Republican presidential candidate Donald Trump speaks during a campaign rally, Monday, Oct. 17, 2016, in Green Bay, Wis.
Image Credit: AP Photo/ Evan Vucci
October 18, 2016 - 9:30 AM
WASHINGTON - When Scott Farris wrote a book on the legacy of U.S. presidential-election losers, he began with a chapter paying tribute to the concession speech — that moment of grace that greases the engine of self-government.
"It's one of the things that makes American democracy work," says Scott Farris, author of "Almost President: The Men Who Lost The Race But Changed The Nation. "Our democracy's a bit more fragile than we think."
"It wouldn't take a lot to really put the country in turmoil, if people thought the election was completely illegitimate."
His book starts with John McCain, cooling an upset crowd after a heated campaign. People at 2008 rallies had screamed of Barack Obama, "Kill him!" and "terrorist!" McCain silenced boos on election night, by hailing the election of America's first black president. Farris' book profiles other history-shaping losers like William Jennings Bryan, Thomas Dewey, and Barry Goldwater.
Now Farris wonders whether this year's events will prompt him to update the book. He's slightly worried. What alarms him is how this year's loser might potentially shape history: By refusing to concede.
Donald Trump has ridiculed concession speeches as phoney. Lately, he's been more into resentment speeches. He's travelling the country telling Americans their democracy is a sham. Trump warns of elections being fixed by financial elites, the media, illegal immigrants, and crooked Democrats: "The election is rigged. It's rigged like you've never seen before."
His party's leaders have made futile efforts to steer him away from the message — which they fear will hurt not only capital-R Republicans by depressing voter turnout, but the public trust that underpins republican democracy itself.
Some like Paul Ryan have flatly contradicted him. His running mate, Mike Pence, adds a qualifier: Trump is just complaining about bias from the media, he says, not the actual voting system. But Trump contradicted his ally Monday — he says he means it.
Trump alleged voter fraud on a large scale, based on extremely flimsy evidence: "People that have died 10 years ago are still voting. Illegal immigrants are voting.... Voting fraud is very, very common."
The clearest proof he cited was a survey of 339 non-citizens from the 2008 election — which suggested a number may have voted illegally. Meanwhile, a comprehensive study at Loyola Law School found a mere 31 credible cases of voter fraud since 2000 — from one billion votes cast.

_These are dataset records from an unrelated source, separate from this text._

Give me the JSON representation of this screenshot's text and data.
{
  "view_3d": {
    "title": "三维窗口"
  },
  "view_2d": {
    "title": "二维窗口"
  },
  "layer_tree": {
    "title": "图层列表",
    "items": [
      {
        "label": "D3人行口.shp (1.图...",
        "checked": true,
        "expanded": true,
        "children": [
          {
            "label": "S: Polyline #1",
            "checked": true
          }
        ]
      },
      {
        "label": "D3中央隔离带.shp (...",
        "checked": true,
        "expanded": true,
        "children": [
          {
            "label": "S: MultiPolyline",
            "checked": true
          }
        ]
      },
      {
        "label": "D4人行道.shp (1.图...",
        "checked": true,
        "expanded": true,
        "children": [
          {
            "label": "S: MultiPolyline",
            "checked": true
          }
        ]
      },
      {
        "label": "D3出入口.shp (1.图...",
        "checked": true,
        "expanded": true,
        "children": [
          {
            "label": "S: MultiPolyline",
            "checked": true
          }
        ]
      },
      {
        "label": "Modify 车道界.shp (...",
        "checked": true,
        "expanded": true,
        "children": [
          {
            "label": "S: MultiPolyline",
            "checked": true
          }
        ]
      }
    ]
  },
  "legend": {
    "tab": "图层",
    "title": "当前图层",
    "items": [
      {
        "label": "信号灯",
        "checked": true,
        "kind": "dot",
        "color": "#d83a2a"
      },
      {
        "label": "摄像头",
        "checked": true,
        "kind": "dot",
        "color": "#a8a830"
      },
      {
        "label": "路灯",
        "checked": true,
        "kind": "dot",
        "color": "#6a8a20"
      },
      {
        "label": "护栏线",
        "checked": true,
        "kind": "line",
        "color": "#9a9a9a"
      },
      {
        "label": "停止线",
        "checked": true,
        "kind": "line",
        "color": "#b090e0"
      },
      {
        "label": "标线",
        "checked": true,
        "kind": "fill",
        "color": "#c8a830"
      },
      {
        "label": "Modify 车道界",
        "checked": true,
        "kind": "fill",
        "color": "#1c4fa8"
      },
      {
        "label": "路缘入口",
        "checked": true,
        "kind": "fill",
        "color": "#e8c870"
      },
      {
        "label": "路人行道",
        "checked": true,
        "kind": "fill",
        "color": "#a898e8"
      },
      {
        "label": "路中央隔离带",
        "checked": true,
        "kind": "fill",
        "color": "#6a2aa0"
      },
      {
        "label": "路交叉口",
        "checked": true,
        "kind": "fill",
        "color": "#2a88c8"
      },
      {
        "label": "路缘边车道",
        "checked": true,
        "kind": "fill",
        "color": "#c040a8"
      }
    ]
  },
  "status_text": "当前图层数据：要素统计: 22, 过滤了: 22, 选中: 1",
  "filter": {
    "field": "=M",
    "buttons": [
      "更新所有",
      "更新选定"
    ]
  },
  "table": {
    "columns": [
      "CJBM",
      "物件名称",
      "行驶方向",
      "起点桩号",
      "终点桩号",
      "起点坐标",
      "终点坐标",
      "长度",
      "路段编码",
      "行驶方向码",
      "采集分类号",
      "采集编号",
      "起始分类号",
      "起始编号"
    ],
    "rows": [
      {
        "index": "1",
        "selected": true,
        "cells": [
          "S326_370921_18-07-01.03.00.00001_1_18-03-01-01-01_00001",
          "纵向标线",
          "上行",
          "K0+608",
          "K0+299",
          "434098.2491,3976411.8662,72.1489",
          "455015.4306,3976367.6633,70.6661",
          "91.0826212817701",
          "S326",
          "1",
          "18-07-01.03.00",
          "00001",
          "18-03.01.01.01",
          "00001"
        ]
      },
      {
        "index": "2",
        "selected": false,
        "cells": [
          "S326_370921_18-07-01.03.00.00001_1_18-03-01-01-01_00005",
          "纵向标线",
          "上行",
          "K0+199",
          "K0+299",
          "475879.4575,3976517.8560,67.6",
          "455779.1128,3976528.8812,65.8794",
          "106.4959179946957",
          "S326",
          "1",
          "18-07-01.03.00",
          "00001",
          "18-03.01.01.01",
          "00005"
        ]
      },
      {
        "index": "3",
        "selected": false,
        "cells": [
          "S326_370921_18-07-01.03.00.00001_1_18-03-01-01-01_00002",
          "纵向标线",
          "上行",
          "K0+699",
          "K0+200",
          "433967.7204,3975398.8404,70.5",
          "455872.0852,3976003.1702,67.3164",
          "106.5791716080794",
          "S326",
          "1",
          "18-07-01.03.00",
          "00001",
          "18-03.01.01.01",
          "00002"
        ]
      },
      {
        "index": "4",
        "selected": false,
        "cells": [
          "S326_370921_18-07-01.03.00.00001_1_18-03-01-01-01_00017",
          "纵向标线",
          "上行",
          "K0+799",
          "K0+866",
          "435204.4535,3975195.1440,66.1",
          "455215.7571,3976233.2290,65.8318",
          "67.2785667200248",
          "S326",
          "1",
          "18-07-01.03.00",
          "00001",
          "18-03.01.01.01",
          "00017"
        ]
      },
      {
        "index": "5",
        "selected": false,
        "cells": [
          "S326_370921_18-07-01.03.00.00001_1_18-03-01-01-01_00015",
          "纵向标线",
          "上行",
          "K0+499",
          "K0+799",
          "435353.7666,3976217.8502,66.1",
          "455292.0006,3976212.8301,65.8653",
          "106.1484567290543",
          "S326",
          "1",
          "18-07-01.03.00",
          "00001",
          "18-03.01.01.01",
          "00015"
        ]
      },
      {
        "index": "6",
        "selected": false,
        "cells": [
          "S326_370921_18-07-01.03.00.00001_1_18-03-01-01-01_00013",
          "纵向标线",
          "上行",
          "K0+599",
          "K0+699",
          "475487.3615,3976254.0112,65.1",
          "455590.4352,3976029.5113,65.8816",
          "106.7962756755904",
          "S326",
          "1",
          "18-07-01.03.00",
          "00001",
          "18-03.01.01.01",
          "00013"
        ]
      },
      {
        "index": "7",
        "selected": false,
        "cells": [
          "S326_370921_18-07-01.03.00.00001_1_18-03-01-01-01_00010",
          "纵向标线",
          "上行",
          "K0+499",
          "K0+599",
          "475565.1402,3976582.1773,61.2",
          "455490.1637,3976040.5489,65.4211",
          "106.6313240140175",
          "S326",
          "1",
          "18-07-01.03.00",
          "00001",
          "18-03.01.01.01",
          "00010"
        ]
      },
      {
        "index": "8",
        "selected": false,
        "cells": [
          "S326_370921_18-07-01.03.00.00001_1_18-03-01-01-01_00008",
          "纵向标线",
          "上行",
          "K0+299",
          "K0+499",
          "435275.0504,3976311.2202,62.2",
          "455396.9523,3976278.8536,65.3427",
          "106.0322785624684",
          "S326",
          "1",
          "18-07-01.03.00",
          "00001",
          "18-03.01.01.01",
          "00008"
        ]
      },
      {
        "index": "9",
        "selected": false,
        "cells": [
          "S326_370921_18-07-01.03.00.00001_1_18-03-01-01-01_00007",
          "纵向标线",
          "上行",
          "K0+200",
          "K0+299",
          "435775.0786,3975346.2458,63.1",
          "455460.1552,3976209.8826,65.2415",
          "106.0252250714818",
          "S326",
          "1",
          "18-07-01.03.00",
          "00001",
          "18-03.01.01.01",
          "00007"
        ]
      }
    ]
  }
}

Democrats say if anyone's cheating, it's the other party. It's primarily Republicans packing minority voters into gerrymandered districts; stripping ex-felons of voting rights; and passing ID laws that disproportionately hurt youth and minorities.
Yet Trump's message is another blast of distrust, blowing into a perfect storm.
— U.S. voters are divided, into two deeply polarized camps. Among those with a favourable opinion of Trump, half told an Associated Press poll they have little or no confidence in this election result.
— Trust in institutions is at historic lows. Gallup polling finds it for members of Congress, the media, the justice system, public schools — the number of people who profess "a great deal," or, "quite a lot," of trust in them ranges between nine and 30 per cent. Only the military holds steady above 70 per cent.
— A foreign government really is working to undermine confidence in U.S. democracy, says American intelligence. It says Russians are stealing and leaking emails showing cozy relations between Hillary Clinton and banks, media, and Democratic party figures that favoured her over Bernie Sanders.
— Attempts have been made to hack into voter databases in several states — Illinois, Arizona and Florida have reported such attempts. State officials downplay these concerns — voting machines themselves aren't connected to the Internet.
But if there are flickers of distrust, a major party nominee is now fanning them.
"He's already (telling people) this was a fraud, that they got screwed," Farris said. "That means Secretary Clinton, if she is the next president, is going to have some legitimacy issues in some people's minds. They'll think she stole the election. Potentially that could be the most destructive thing Trump does — to be a bad loser."
Scholars studying this issue say they're not worried — yet. Three political scientists who research trust in political institutions say it's a troubling, but likely limited, trend.
The margin of defeat is a factor, one says. Trump won't persuade many people that he was robbed if he suffers a solid, multi-state drubbing — which, according to recent polls, is a possibility.
"If the election was close, it might be a problem. It does not appear that it's going to be close," said Marc Hetherington, a Vanderbilt University political scientist and co-author of, "How Trust Matters." His book trends a decline in trust since the 1960s — interrupted briefly during economic boom times or foreign-policy crises.
"(But) we are in uncharted waters. Imagine if Al Gore had taken an approach like this in 2000," Hetherington said. "Our political institutions continue to work because of the norms observed by people who serve rather than because of the application of hard and fast rules. Trump has been a giant norm violator."